In many languages, most notably Python, Ruby, and Perl, negative indices are allowed and translate list[-k]
to list[length-k]
. It would be trivial to implement negative indices; you just check if the index is negative, and if so, add it to current
and use that as the index. For the sake of simplicity, however, I've decided to omit negative indices.

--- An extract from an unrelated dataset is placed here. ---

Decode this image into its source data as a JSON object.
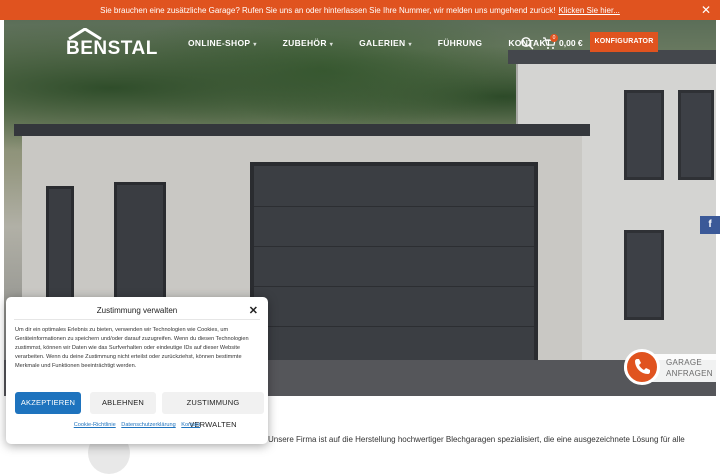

You may be wondering: don't we already have a copy operator? How's this any different from MyList(const MyList& other)
? Well, the operator=
, the copy assignment operator is performed on a list that already exists, and so also includes a delete[] arr
to free the currently allocated memory. The other operation, the copy constructor, is used to create a new list with the contents of the provided list. For the detail-oriented among you this may have been obvious, however I had trouble wrapping my head around the difference between these two. C++ has something called the rule of three, which states that "if a class requires a user-defined destructor, a user-defined copy constructor, or a user-defined copy assignment, it almost certainly requires all three"(Further reading). In short: a destructor is used to free the resources held by an object once it goes out of scope or is deleted; a copy constructor is used to copy an existing object to a new object; and a copy assignment operator is used to copy an existing object to another existing object. The reason the rule of three exists is mostly because, unless otherwise defined, the compiler defaults to a shallow copy, meaning that it simply copies the pointers to the new object. If we have two objects each pointing to the same place in memory, then we have a risk of a double delete. When we first call delete arr[]
on the memory, it correctly frees the memory, as one would expect. When we try the second delete
is when it really hits the fan: best case scenario, it touches memory that's been returned to the operating system and triggers a segmentation fault. Worst case scenario, it "appears to work", but the heap has actually put that block in the free list twice, which can be used by bad actors to execute arbitrary code.